Le Président gabonais Brice Clotaire Oligui Nguema poursuit l’installation progressive d’une nouvelle méthode de gouvernance fondée sur l’évaluation, le suivi permanent de l’action publique et l’obligation de résultats.
Ce 19 mai 2026, le Chef de l’État a reçu des mains du vice-président du gouvernement Hermann Immongault le rapport officiel des cent premiers jours de l’équipe gouvernementale, une étape symbolique mais surtout stratégique dans la volonté affichée du pouvoir exécutif de rompre avec les anciennes pratiques administratives souvent accusées de lenteur et d’absence de reddition des comptes.
Une gouvernance pilotée par les objectifs
Cette remise officielle intervient dans le prolongement de la séance de travail du 5 février dernier, au cours de laquelle Hermann Immongault, chargé de la coordination de l’action gouvernementale, avait présenté au chef de l’État les différentes feuilles de route assignées à chaque département ministériel pour une période de cent jours.
Derrière cet exercice se dessine une philosophie de gouvernance clairement assumée par Oligui Nguema : imposer au sommet de l’État une logique de performance inspirée des standards modernes de management public.
Dans cette approche, les ministres ne sont plus uniquement jugés sur leurs annonces ou leurs intentions, mais sur leur capacité réelle à produire des résultats mesurables dans des délais précis.
Le rapport présenté au président fait état, selon les autorités, de résultats globalement satisfaisants, avec plusieurs secteurs ayant atteint des performances légèrement supérieures aux objectifs initiaux fixés par l’exécutif.
Certaines contre-performances ont néanmoins été relevées dans l’exécution de quelques projets, signe que l’évaluation voulue par le chef de l’État se veut aussi un instrument de contrôle et de correction.
Le temps de l’exécution
Depuis le début de son mandat, Oligui Nguema cherche à installer une image de dirigeant focalisé sur l’exécution concrète des politiques publiques plutôt que sur les seuls discours institutionnels.
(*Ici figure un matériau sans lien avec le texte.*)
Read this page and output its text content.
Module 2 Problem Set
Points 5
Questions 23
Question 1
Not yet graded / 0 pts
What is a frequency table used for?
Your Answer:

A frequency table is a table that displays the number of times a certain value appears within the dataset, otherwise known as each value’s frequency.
Routes, énergie, logement, assainissement, industrialisation, numérisation de l’administration ou encore lutte contre la vie chère : le président gabonais tente de faire de la rapidité d’action un marqueur politique de sa gouvernance.
La réunion consacrée au bilan des cent jours s’inscrit précisément dans cette logique.
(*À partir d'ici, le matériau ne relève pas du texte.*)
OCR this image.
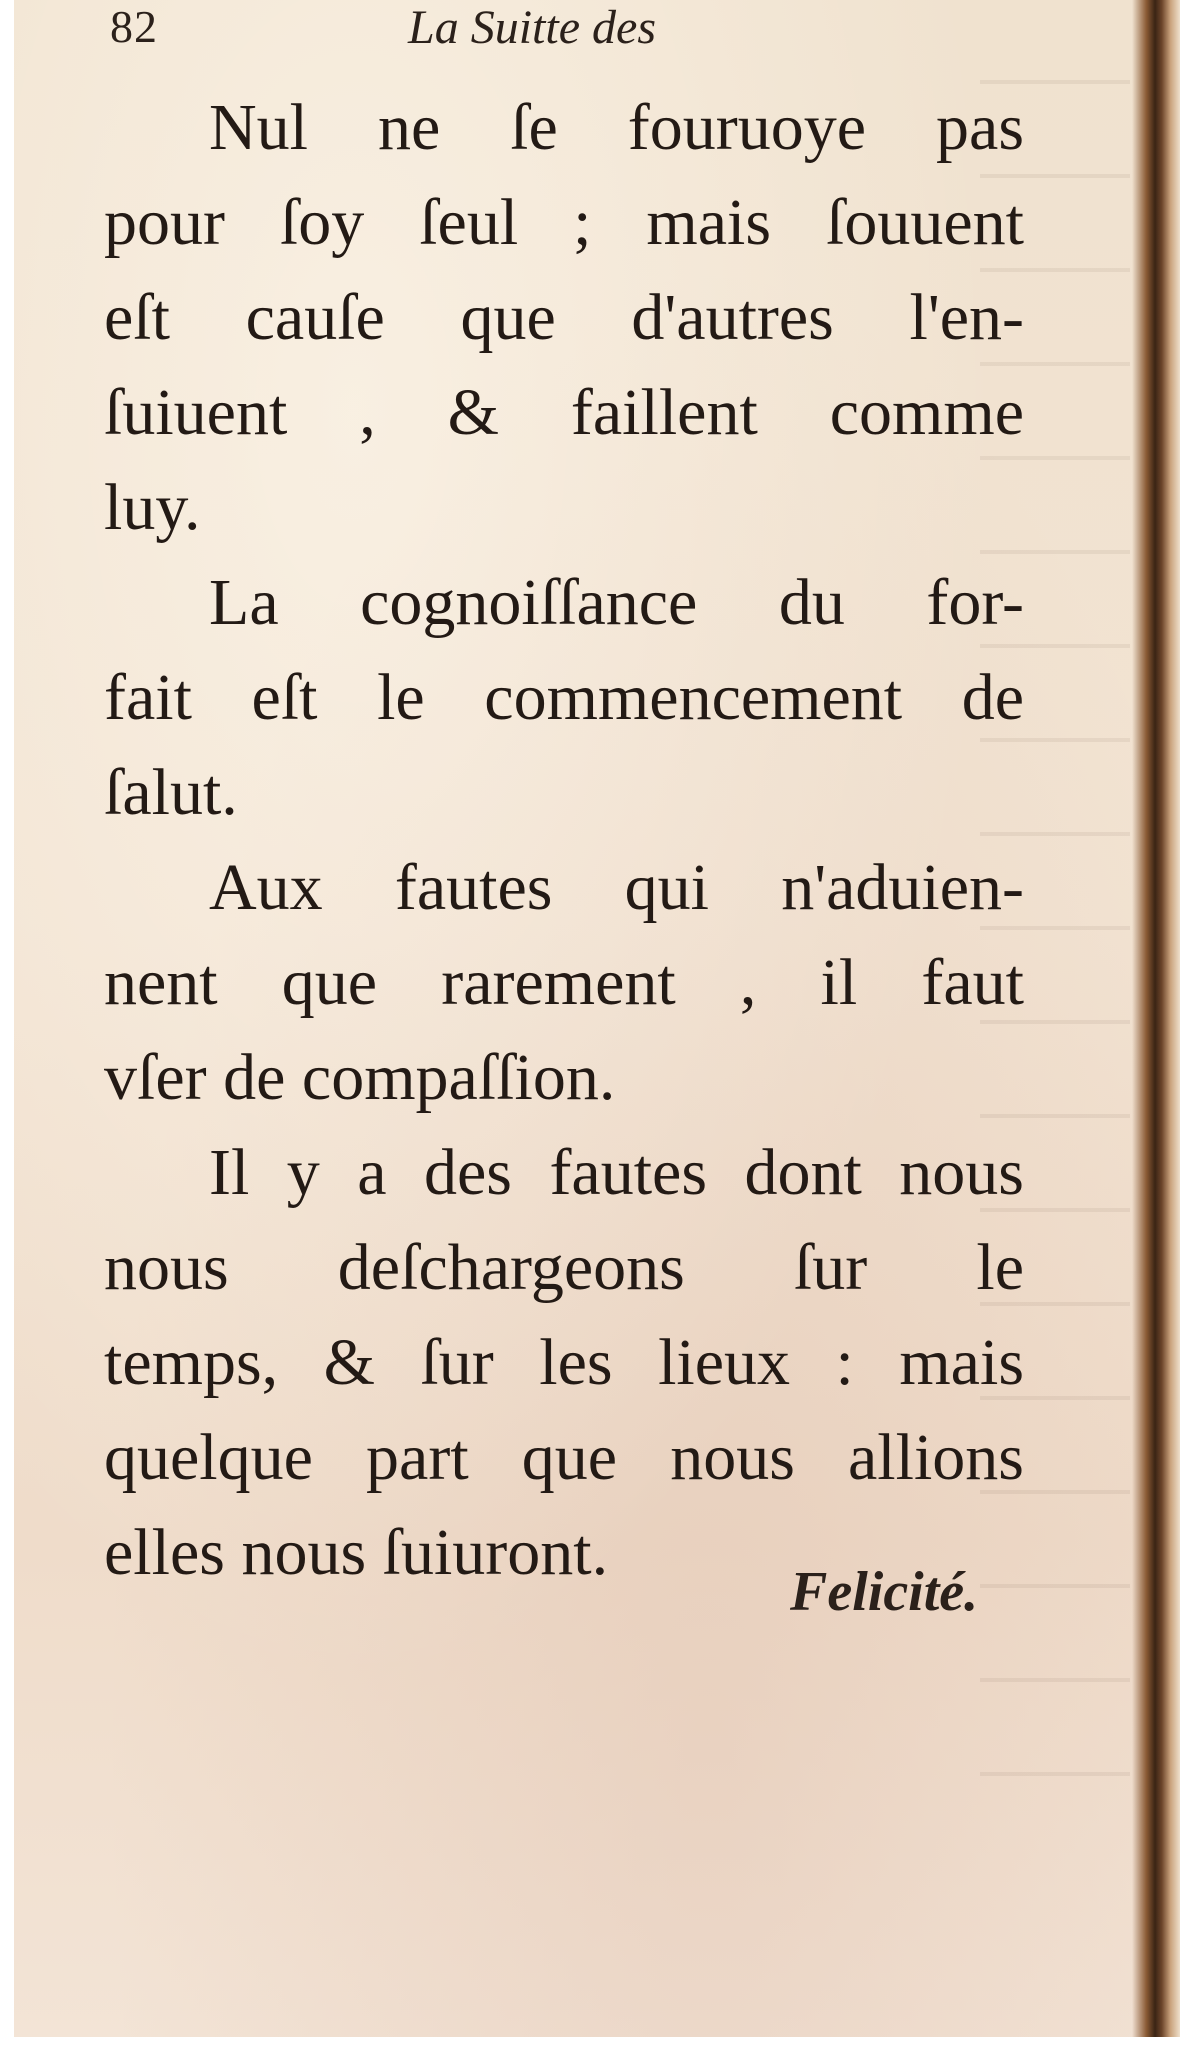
82	La Suitte des

Nul ne ſe fouruoye pas
pour ſoy ſeul ; mais ſouuent
eſt cauſe que d'autres l'en-
ſuiuent , & faillent comme
luy.

La cognoiſſance du for-
fait eſt le commencement de
ſalut.

Aux fautes qui n'aduien-
nent que rarement , il faut
vſer de compaſſion.

Il y a des fautes dont nous
nous deſchargeons ſur le
temps, & ſur les lieux : mais
quelque part que nous allions
elles nous ſuiuront.

Felicité.
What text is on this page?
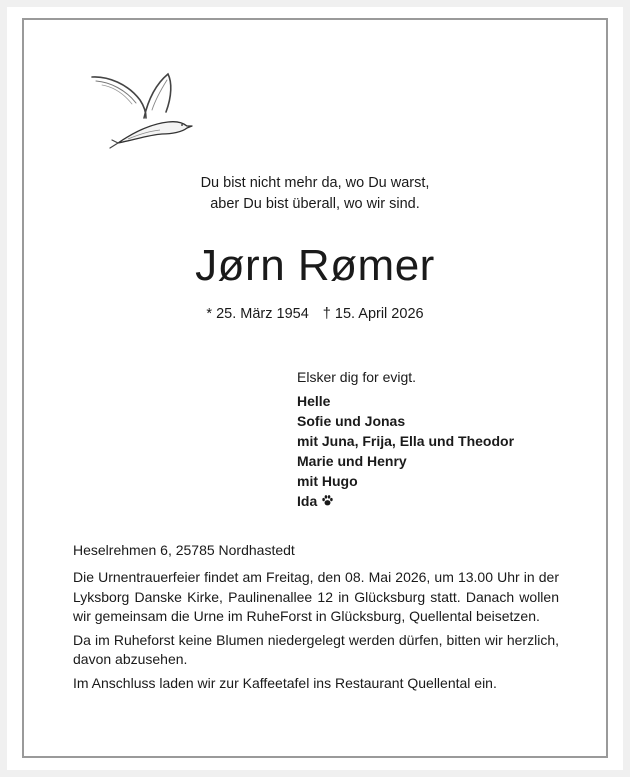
Du bist nicht mehr da, wo Du warst,
aber Du bist überall, wo wir sind.
Jørn Rømer
* 25. März 1954 † 15. April 2026
Elsker dig for evigt.
Helle
Sofie und Jonas
mit Juna, Frija, Ella und Theodor
Marie und Henry
mit Hugo
Ida
Heselrehmen 6, 25785 Nordhastedt

Die Urnentrauerfeier findet am Freitag, den 08. Mai 2026, um 13.00 Uhr in der Lyksborg Danske Kirke, Paulinenallee 12 in Glücksburg statt. Danach wollen wir gemeinsam die Urne im RuheForst in Glücksburg, Quellental beisetzen.

Da im Ruheforst keine Blumen niedergelegt werden dürfen, bitten wir herzlich, davon abzusehen.

Im Anschluss laden wir zur Kaffeetafel ins Restaurant Quellental ein.
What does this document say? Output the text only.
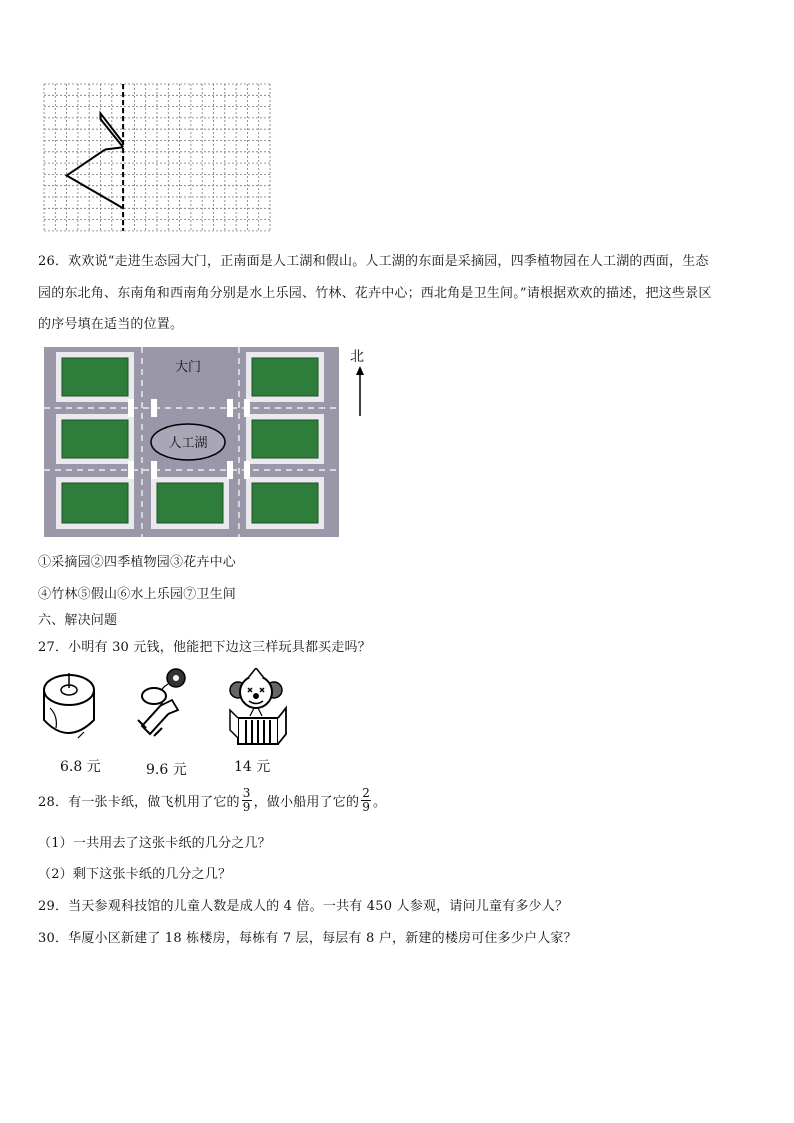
26．欢欢说“走进生态园大门，正南面是人工湖和假山。人工湖的东面是采摘园，四季植物园在人工湖的西面，生态
园的东北角、东南角和西南角分别是水上乐园、竹林、花卉中心；西北角是卫生间。”请根据欢欢的描述，把这些景区
的序号填在适当的位置。
人工湖
大门
北
①采摘园②四季植物园③花卉中心
④竹林⑤假山⑥水上乐园⑦卫生间
六、解决问题
27．小明有 30 元钱，他能把下边这三样玩具都买走吗？
6.8 元	9.6 元	14 元
28．有一张卡纸，做飞机用了它的 $\frac{3}{9}$ ，做小船用了它的 $\frac{2}{9}$ 。
（1）一共用去了这张卡纸的几分之几？
（2）剩下这张卡纸的几分之几？
29．当天参观科技馆的儿童人数是成人的 4 倍。一共有 450 人参观，请问儿童有多少人？
30．华厦小区新建了 18 栋楼房，每栋有 7 层，每层有 8 户，新建的楼房可住多少户人家？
À l’issue de la séance de travail, le chef de l’État a donné des instructions fermes afin que les projets en cours connaissent une accélération significative et soient livrés dans les délais annoncés.
Le message adressé à l’équipe gouvernementale est clair : l’action publique doit désormais produire des effets visibles et concrets sur le quotidien des populations.
Une pression accrue sur les ministres
En exigeant un suivi régulier des engagements pris devant les citoyens, Oligui Nguema accentue également la pression politique sur les membres du gouvernement.
Le président veut éviter que les annonces publiques ne restent sans traduction concrète sur le terrain, dans un contexte où les attentes sociales demeurent fortes.
Cette méthode introduit progressivement une culture d’évaluation permanente rarement appliquée avec autant de visibilité au sommet de l’État gabonais.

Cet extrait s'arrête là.